- IOC code: MNE
- NOC: Montenegrin Olympic Committee

in Birmingham, United States 7 July 2022 – 17 July 2022
- Competitors: 3 (2 men and 1 woman) in 1 sport
- Medals: Gold 0 Silver 0 Bronze 0 Total 0

World Games appearances
- 1981; 1985; 1989; 1993; 1997; 2001; 2005; 2009; 2013; 2017; 2022; 2025;

= Montenegro at the 2022 World Games =

Montenegro competed at the 2022 World Games in Birmingham, Alabama, United States from 7 July to 17 July 2022.

== Competitors ==
Three athletes from Montenegro qualified for the Games.

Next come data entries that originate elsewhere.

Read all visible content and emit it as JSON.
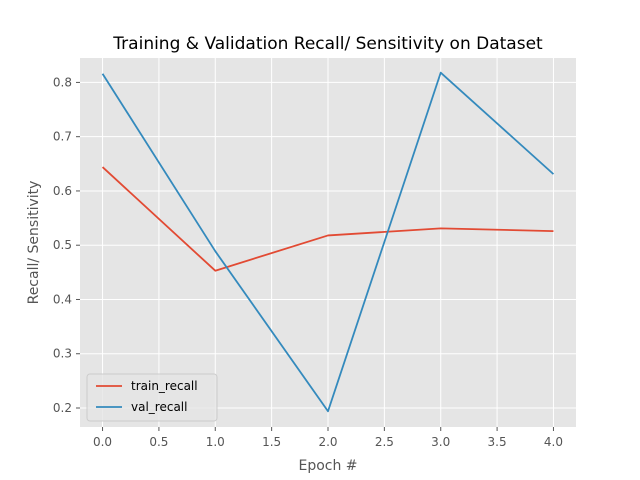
{
  "chart_data": {
    "type": "line",
    "title": "Training & Validation Recall/ Sensitivity on Dataset",
    "xlabel": "Epoch #",
    "ylabel": "Recall/ Sensitivity",
    "x": [
      0,
      1,
      2,
      3,
      4
    ],
    "xlim": [
      -0.2,
      4.2
    ],
    "ylim": [
      0.165,
      0.845
    ],
    "xticks": [
      0.0,
      0.5,
      1.0,
      1.5,
      2.0,
      2.5,
      3.0,
      3.5,
      4.0
    ],
    "xtick_labels": [
      "0.0",
      "0.5",
      "1.0",
      "1.5",
      "2.0",
      "2.5",
      "3.0",
      "3.5",
      "4.0"
    ],
    "yticks": [
      0.2,
      0.3,
      0.4,
      0.5,
      0.6,
      0.7,
      0.8
    ],
    "ytick_labels": [
      "0.2",
      "0.3",
      "0.4",
      "0.5",
      "0.6",
      "0.7",
      "0.8"
    ],
    "grid": true,
    "legend_position": "lower-left",
    "series": [
      {
        "name": "train_recall",
        "color": "#E24A33",
        "values": [
          0.644,
          0.453,
          0.518,
          0.531,
          0.526
        ]
      },
      {
        "name": "val_recall",
        "color": "#348ABD",
        "values": [
          0.816,
          0.489,
          0.194,
          0.818,
          0.631
        ]
      }
    ]
  }
}
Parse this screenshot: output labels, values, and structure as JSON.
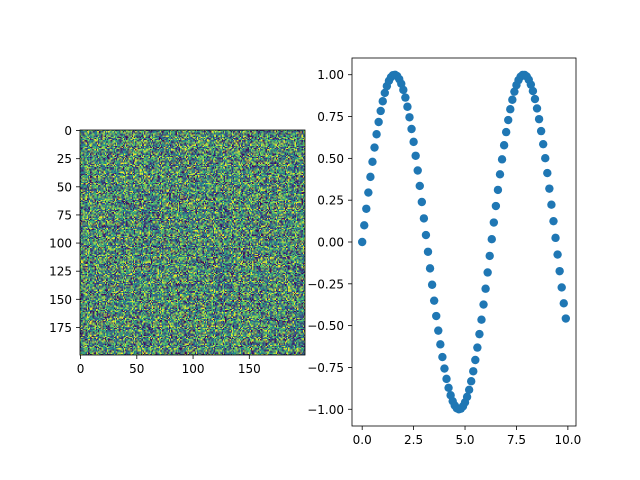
{
  "chart_data": [
    {
      "type": "heatmap",
      "title": "",
      "xlabel": "",
      "ylabel": "",
      "rows": 200,
      "cols": 200,
      "value_range": [
        0,
        1
      ],
      "colormap": "viridis",
      "content": "uniform random noise",
      "x_ticks": [
        0,
        50,
        100,
        150
      ],
      "y_ticks": [
        0,
        25,
        50,
        75,
        100,
        125,
        150,
        175
      ],
      "x_tick_labels": [
        "0",
        "50",
        "100",
        "150"
      ],
      "y_tick_labels": [
        "0",
        "25",
        "50",
        "75",
        "100",
        "125",
        "150",
        "175"
      ]
    },
    {
      "type": "scatter",
      "title": "",
      "xlabel": "",
      "ylabel": "",
      "function": "y = sin(x)",
      "x": [
        0.0,
        0.1,
        0.2,
        0.3,
        0.4,
        0.5,
        0.6,
        0.7,
        0.8,
        0.9,
        1.0,
        1.1,
        1.2,
        1.3,
        1.4,
        1.5,
        1.6,
        1.7,
        1.8,
        1.9,
        2.0,
        2.1,
        2.2,
        2.3,
        2.4,
        2.5,
        2.6,
        2.7,
        2.8,
        2.9,
        3.0,
        3.1,
        3.2,
        3.3,
        3.4,
        3.5,
        3.6,
        3.7,
        3.8,
        3.9,
        4.0,
        4.1,
        4.2,
        4.3,
        4.4,
        4.5,
        4.6,
        4.7,
        4.8,
        4.9,
        5.0,
        5.1,
        5.2,
        5.3,
        5.4,
        5.5,
        5.6,
        5.7,
        5.8,
        5.9,
        6.0,
        6.1,
        6.2,
        6.3,
        6.4,
        6.5,
        6.6,
        6.7,
        6.8,
        6.9,
        7.0,
        7.1,
        7.2,
        7.3,
        7.4,
        7.5,
        7.6,
        7.7,
        7.8,
        7.9,
        8.0,
        8.1,
        8.2,
        8.3,
        8.4,
        8.5,
        8.6,
        8.7,
        8.8,
        8.9,
        9.0,
        9.1,
        9.2,
        9.3,
        9.4,
        9.5,
        9.6,
        9.7,
        9.8,
        9.9
      ],
      "y": [
        0.0,
        0.0998,
        0.1987,
        0.2955,
        0.3894,
        0.4794,
        0.5646,
        0.6442,
        0.7174,
        0.7833,
        0.8415,
        0.8912,
        0.932,
        0.9636,
        0.9854,
        0.9975,
        0.9996,
        0.9917,
        0.9738,
        0.9463,
        0.9093,
        0.8632,
        0.8085,
        0.7457,
        0.6755,
        0.5985,
        0.5155,
        0.4274,
        0.335,
        0.2392,
        0.1411,
        0.0416,
        -0.0584,
        -0.1577,
        -0.2555,
        -0.3508,
        -0.4425,
        -0.5298,
        -0.6119,
        -0.6878,
        -0.7568,
        -0.8183,
        -0.8716,
        -0.9162,
        -0.9516,
        -0.9775,
        -0.9937,
        -0.9999,
        -0.9962,
        -0.9825,
        -0.9589,
        -0.9258,
        -0.8835,
        -0.8323,
        -0.7728,
        -0.7055,
        -0.6313,
        -0.5507,
        -0.4646,
        -0.3739,
        -0.2794,
        -0.1822,
        -0.0831,
        0.0168,
        0.1165,
        0.2151,
        0.3115,
        0.4048,
        0.4941,
        0.5784,
        0.657,
        0.729,
        0.7937,
        0.8504,
        0.8987,
        0.938,
        0.9679,
        0.9882,
        0.9985,
        0.9989,
        0.9894,
        0.9699,
        0.9407,
        0.9022,
        0.8546,
        0.7985,
        0.7344,
        0.663,
        0.5849,
        0.501,
        0.4121,
        0.319,
        0.2229,
        0.1245,
        0.0248,
        -0.0752,
        -0.1743,
        -0.2718,
        -0.3665,
        -0.4575
      ],
      "xlim": [
        -0.495,
        10.395
      ],
      "ylim": [
        -1.1,
        1.1
      ],
      "x_ticks": [
        0.0,
        2.5,
        5.0,
        7.5,
        10.0
      ],
      "y_ticks": [
        -1.0,
        -0.75,
        -0.5,
        -0.25,
        0.0,
        0.25,
        0.5,
        0.75,
        1.0
      ],
      "x_tick_labels": [
        "0.0",
        "2.5",
        "5.0",
        "7.5",
        "10.0"
      ],
      "y_tick_labels": [
        "−1.00",
        "−0.75",
        "−0.50",
        "−0.25",
        "0.00",
        "0.25",
        "0.50",
        "0.75",
        "1.00"
      ],
      "marker_color": "#1f77b4"
    }
  ]
}
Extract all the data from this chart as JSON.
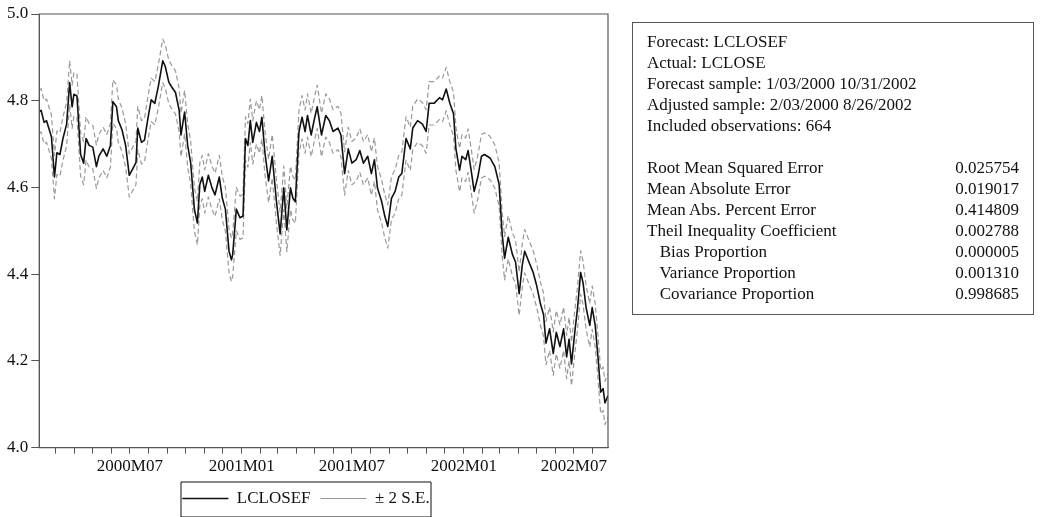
{
  "chart_data": {
    "type": "line",
    "legend": "bottom",
    "marker": "none",
    "xlim": [
      "2000-02-03",
      "2002-08-26"
    ],
    "xticks": [
      {
        "value": "2000-03-01",
        "label": null
      },
      {
        "value": "2000-04-01",
        "label": null
      },
      {
        "value": "2000-05-01",
        "label": null
      },
      {
        "value": "2000-06-01",
        "label": null
      },
      {
        "value": "2000-07-01",
        "label": "2000M07"
      },
      {
        "value": "2000-08-01",
        "label": null
      },
      {
        "value": "2000-09-01",
        "label": null
      },
      {
        "value": "2000-10-01",
        "label": null
      },
      {
        "value": "2000-11-01",
        "label": null
      },
      {
        "value": "2000-12-01",
        "label": null
      },
      {
        "value": "2001-01-01",
        "label": "2001M01"
      },
      {
        "value": "2001-02-01",
        "label": null
      },
      {
        "value": "2001-03-01",
        "label": null
      },
      {
        "value": "2001-04-01",
        "label": null
      },
      {
        "value": "2001-05-01",
        "label": null
      },
      {
        "value": "2001-06-01",
        "label": null
      },
      {
        "value": "2001-07-01",
        "label": "2001M07"
      },
      {
        "value": "2001-08-01",
        "label": null
      },
      {
        "value": "2001-09-01",
        "label": null
      },
      {
        "value": "2001-10-01",
        "label": null
      },
      {
        "value": "2001-11-01",
        "label": null
      },
      {
        "value": "2001-12-01",
        "label": null
      },
      {
        "value": "2002-01-01",
        "label": "2002M01"
      },
      {
        "value": "2002-02-01",
        "label": null
      },
      {
        "value": "2002-03-01",
        "label": null
      },
      {
        "value": "2002-04-01",
        "label": null
      },
      {
        "value": "2002-05-01",
        "label": null
      },
      {
        "value": "2002-06-01",
        "label": null
      },
      {
        "value": "2002-07-01",
        "label": "2002M07"
      },
      {
        "value": "2002-08-01",
        "label": null
      }
    ],
    "ylim": [
      4.0,
      5.0
    ],
    "yticks": [
      {
        "value": 4.0,
        "label": "4.0"
      },
      {
        "value": 4.2,
        "label": "4.2"
      },
      {
        "value": 4.4,
        "label": "4.4"
      },
      {
        "value": 4.6,
        "label": "4.6"
      },
      {
        "value": 4.8,
        "label": "4.8"
      },
      {
        "value": 5.0,
        "label": "5.0"
      }
    ],
    "x": [
      "2000-02-03",
      "2000-02-06",
      "2000-02-11",
      "2000-02-15",
      "2000-02-23",
      "2000-02-28",
      "2000-03-03",
      "2000-03-08",
      "2000-03-13",
      "2000-03-19",
      "2000-03-24",
      "2000-03-28",
      "2000-03-31",
      "2000-04-05",
      "2000-04-11",
      "2000-04-16",
      "2000-04-20",
      "2000-04-25",
      "2000-05-01",
      "2000-05-07",
      "2000-05-11",
      "2000-05-18",
      "2000-05-24",
      "2000-05-30",
      "2000-06-03",
      "2000-06-09",
      "2000-06-12",
      "2000-06-18",
      "2000-06-24",
      "2000-06-30",
      "2000-07-05",
      "2000-07-11",
      "2000-07-14",
      "2000-07-20",
      "2000-07-25",
      "2000-07-31",
      "2000-08-05",
      "2000-08-11",
      "2000-08-17",
      "2000-08-24",
      "2000-08-28",
      "2000-09-03",
      "2000-09-08",
      "2000-09-14",
      "2000-09-20",
      "2000-09-23",
      "2000-09-29",
      "2000-10-04",
      "2000-10-09",
      "2000-10-15",
      "2000-10-20",
      "2000-10-24",
      "2000-10-28",
      "2000-11-01",
      "2000-11-07",
      "2000-11-13",
      "2000-11-18",
      "2000-11-25",
      "2000-11-30",
      "2000-12-05",
      "2000-12-11",
      "2000-12-15",
      "2000-12-17",
      "2000-12-23",
      "2000-12-29",
      "2001-01-03",
      "2001-01-07",
      "2001-01-11",
      "2001-01-15",
      "2001-01-19",
      "2001-01-25",
      "2001-01-30",
      "2001-02-03",
      "2001-02-08",
      "2001-02-14",
      "2001-02-20",
      "2001-02-27",
      "2001-03-05",
      "2001-03-11",
      "2001-03-16",
      "2001-03-22",
      "2001-03-26",
      "2001-03-30",
      "2001-04-05",
      "2001-04-10",
      "2001-04-15",
      "2001-04-19",
      "2001-04-25",
      "2001-05-01",
      "2001-05-05",
      "2001-05-12",
      "2001-05-19",
      "2001-05-25",
      "2001-05-31",
      "2001-06-08",
      "2001-06-13",
      "2001-06-19",
      "2001-06-25",
      "2001-07-01",
      "2001-07-08",
      "2001-07-14",
      "2001-07-20",
      "2001-07-27",
      "2001-08-02",
      "2001-08-07",
      "2001-08-12",
      "2001-08-19",
      "2001-08-24",
      "2001-08-29",
      "2001-09-04",
      "2001-09-10",
      "2001-09-16",
      "2001-09-21",
      "2001-09-28",
      "2001-10-05",
      "2001-10-09",
      "2001-10-17",
      "2001-10-25",
      "2001-10-31",
      "2001-11-05",
      "2001-11-13",
      "2001-11-22",
      "2001-11-27",
      "2001-12-03",
      "2001-12-09",
      "2001-12-15",
      "2001-12-19",
      "2001-12-25",
      "2001-12-29",
      "2002-01-04",
      "2002-01-08",
      "2002-01-13",
      "2002-01-18",
      "2002-01-24",
      "2002-01-30",
      "2002-02-04",
      "2002-02-13",
      "2002-02-21",
      "2002-02-28",
      "2002-03-05",
      "2002-03-09",
      "2002-03-15",
      "2002-03-22",
      "2002-03-27",
      "2002-04-02",
      "2002-04-07",
      "2002-04-11",
      "2002-04-18",
      "2002-04-25",
      "2002-05-01",
      "2002-05-07",
      "2002-05-12",
      "2002-05-16",
      "2002-05-22",
      "2002-05-28",
      "2002-06-02",
      "2002-06-08",
      "2002-06-14",
      "2002-06-19",
      "2002-06-23",
      "2002-06-27",
      "2002-07-03",
      "2002-07-07",
      "2002-07-12",
      "2002-07-16",
      "2002-07-21",
      "2002-07-27",
      "2002-07-31",
      "2002-08-05",
      "2002-08-10",
      "2002-08-14",
      "2002-08-18",
      "2002-08-21",
      "2002-08-26"
    ],
    "series": [
      {
        "name": "LCLOSEF",
        "color": "#111111",
        "line_style": "solid",
        "values": [
          4.774,
          4.778,
          4.75,
          4.754,
          4.717,
          4.624,
          4.68,
          4.676,
          4.713,
          4.746,
          4.842,
          4.786,
          4.815,
          4.811,
          4.676,
          4.656,
          4.713,
          4.697,
          4.693,
          4.648,
          4.672,
          4.689,
          4.672,
          4.697,
          4.798,
          4.786,
          4.754,
          4.733,
          4.697,
          4.628,
          4.641,
          4.657,
          4.737,
          4.704,
          4.709,
          4.762,
          4.802,
          4.794,
          4.835,
          4.892,
          4.88,
          4.843,
          4.831,
          4.819,
          4.778,
          4.721,
          4.774,
          4.697,
          4.656,
          4.55,
          4.518,
          4.607,
          4.624,
          4.591,
          4.628,
          4.599,
          4.583,
          4.624,
          4.575,
          4.55,
          4.453,
          4.433,
          4.445,
          4.55,
          4.53,
          4.534,
          4.713,
          4.697,
          4.754,
          4.704,
          4.75,
          4.729,
          4.762,
          4.68,
          4.615,
          4.672,
          4.567,
          4.493,
          4.599,
          4.502,
          4.599,
          4.575,
          4.567,
          4.729,
          4.762,
          4.729,
          4.766,
          4.721,
          4.762,
          4.786,
          4.721,
          4.766,
          4.754,
          4.729,
          4.737,
          4.721,
          4.632,
          4.689,
          4.656,
          4.664,
          4.685,
          4.656,
          4.672,
          4.632,
          4.664,
          4.599,
          4.567,
          4.534,
          4.51,
          4.575,
          4.591,
          4.624,
          4.632,
          4.713,
          4.689,
          4.737,
          4.754,
          4.746,
          4.729,
          4.794,
          4.794,
          4.807,
          4.802,
          4.827,
          4.794,
          4.77,
          4.689,
          4.64,
          4.672,
          4.664,
          4.685,
          4.64,
          4.591,
          4.624,
          4.672,
          4.676,
          4.668,
          4.648,
          4.607,
          4.493,
          4.437,
          4.485,
          4.445,
          4.428,
          4.355,
          4.42,
          4.453,
          4.428,
          4.404,
          4.372,
          4.331,
          4.307,
          4.241,
          4.274,
          4.217,
          4.266,
          4.233,
          4.274,
          4.209,
          4.25,
          4.193,
          4.274,
          4.323,
          4.404,
          4.38,
          4.323,
          4.282,
          4.323,
          4.282,
          4.201,
          4.128,
          4.136,
          4.103,
          4.12
        ]
      },
      {
        "name": "± 2 S.E.",
        "color": "#999999",
        "line_style": "dashed",
        "values": [
          4.824,
          4.828,
          4.8,
          4.804,
          4.767,
          4.674,
          4.73,
          4.726,
          4.763,
          4.796,
          4.892,
          4.836,
          4.865,
          4.861,
          4.726,
          4.706,
          4.763,
          4.747,
          4.743,
          4.698,
          4.722,
          4.739,
          4.722,
          4.747,
          4.848,
          4.836,
          4.804,
          4.783,
          4.747,
          4.678,
          4.691,
          4.707,
          4.787,
          4.754,
          4.759,
          4.812,
          4.852,
          4.844,
          4.885,
          4.942,
          4.93,
          4.893,
          4.881,
          4.869,
          4.828,
          4.771,
          4.824,
          4.747,
          4.706,
          4.6,
          4.568,
          4.657,
          4.674,
          4.641,
          4.678,
          4.649,
          4.633,
          4.674,
          4.625,
          4.6,
          4.503,
          4.483,
          4.495,
          4.6,
          4.58,
          4.584,
          4.763,
          4.747,
          4.804,
          4.754,
          4.8,
          4.779,
          4.812,
          4.73,
          4.665,
          4.722,
          4.617,
          4.543,
          4.649,
          4.552,
          4.649,
          4.625,
          4.617,
          4.779,
          4.812,
          4.779,
          4.816,
          4.771,
          4.812,
          4.836,
          4.771,
          4.816,
          4.804,
          4.779,
          4.787,
          4.771,
          4.682,
          4.739,
          4.706,
          4.714,
          4.735,
          4.706,
          4.722,
          4.682,
          4.714,
          4.649,
          4.617,
          4.584,
          4.56,
          4.625,
          4.641,
          4.674,
          4.682,
          4.763,
          4.739,
          4.787,
          4.804,
          4.796,
          4.779,
          4.844,
          4.844,
          4.857,
          4.852,
          4.877,
          4.844,
          4.82,
          4.739,
          4.69,
          4.722,
          4.714,
          4.735,
          4.69,
          4.641,
          4.674,
          4.722,
          4.726,
          4.718,
          4.698,
          4.657,
          4.543,
          4.487,
          4.535,
          4.495,
          4.478,
          4.405,
          4.47,
          4.503,
          4.478,
          4.454,
          4.422,
          4.381,
          4.357,
          4.291,
          4.324,
          4.267,
          4.316,
          4.283,
          4.324,
          4.259,
          4.3,
          4.243,
          4.324,
          4.373,
          4.454,
          4.43,
          4.373,
          4.332,
          4.373,
          4.332,
          4.251,
          4.178,
          4.186,
          4.153,
          4.17
        ]
      },
      {
        "color": "#999999",
        "line_style": "dashed",
        "values": [
          4.724,
          4.728,
          4.7,
          4.704,
          4.667,
          4.574,
          4.63,
          4.626,
          4.663,
          4.696,
          4.792,
          4.736,
          4.765,
          4.761,
          4.626,
          4.606,
          4.663,
          4.647,
          4.643,
          4.598,
          4.622,
          4.639,
          4.622,
          4.647,
          4.748,
          4.736,
          4.704,
          4.683,
          4.647,
          4.578,
          4.591,
          4.607,
          4.687,
          4.654,
          4.659,
          4.712,
          4.752,
          4.744,
          4.785,
          4.842,
          4.83,
          4.793,
          4.781,
          4.769,
          4.728,
          4.671,
          4.724,
          4.647,
          4.606,
          4.5,
          4.468,
          4.557,
          4.574,
          4.541,
          4.578,
          4.549,
          4.533,
          4.574,
          4.525,
          4.5,
          4.403,
          4.383,
          4.395,
          4.5,
          4.48,
          4.484,
          4.663,
          4.647,
          4.704,
          4.654,
          4.7,
          4.679,
          4.712,
          4.63,
          4.565,
          4.622,
          4.517,
          4.443,
          4.549,
          4.452,
          4.549,
          4.525,
          4.517,
          4.679,
          4.712,
          4.679,
          4.716,
          4.671,
          4.712,
          4.736,
          4.671,
          4.716,
          4.704,
          4.679,
          4.687,
          4.671,
          4.582,
          4.639,
          4.606,
          4.614,
          4.635,
          4.606,
          4.622,
          4.582,
          4.614,
          4.549,
          4.517,
          4.484,
          4.46,
          4.525,
          4.541,
          4.574,
          4.582,
          4.663,
          4.639,
          4.687,
          4.704,
          4.696,
          4.679,
          4.744,
          4.744,
          4.757,
          4.752,
          4.777,
          4.744,
          4.72,
          4.639,
          4.59,
          4.622,
          4.614,
          4.635,
          4.59,
          4.541,
          4.574,
          4.622,
          4.626,
          4.618,
          4.598,
          4.557,
          4.443,
          4.387,
          4.435,
          4.395,
          4.378,
          4.305,
          4.37,
          4.403,
          4.378,
          4.354,
          4.322,
          4.281,
          4.257,
          4.191,
          4.224,
          4.167,
          4.216,
          4.183,
          4.224,
          4.159,
          4.2,
          4.143,
          4.224,
          4.273,
          4.354,
          4.33,
          4.273,
          4.232,
          4.273,
          4.232,
          4.151,
          4.078,
          4.086,
          4.053,
          4.07
        ]
      }
    ],
    "annotations": [
      "Forecast: LCLOSEF",
      "Actual: LCLOSE",
      "Forecast sample: 1/03/2000 10/31/2002",
      "Adjusted sample: 2/03/2000 8/26/2002",
      "Included observations: 664",
      "Root Mean Squared Error\t0.025754",
      "Mean Absolute Error\t0.019017",
      "Mean Abs. Percent Error\t0.414809",
      "Theil Inequality Coefficient\t0.002788",
      "   Bias Proportion\t0.000005",
      "   Variance Proportion\t0.001310",
      "   Covariance Proportion\t0.998685"
    ]
  }
}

| Sport | Men | Women | Total |
|---|---|---|---|
| Ju-jitsu | 2 | 1 | 3 |
| Total | 2 | 1 | 3 |

== Ju-jitsu ==

All three of Montenegro's athletes competed in ju-jitsu.

Arso Milić competed in the men's fighting 85 kg event. He finished in third place in his group and did not advance to the bracket.

Lidija Cakovic and Stefan Vukotic competed in the mixed duo event. They finished in third place in their pool and did not advance to the bracket.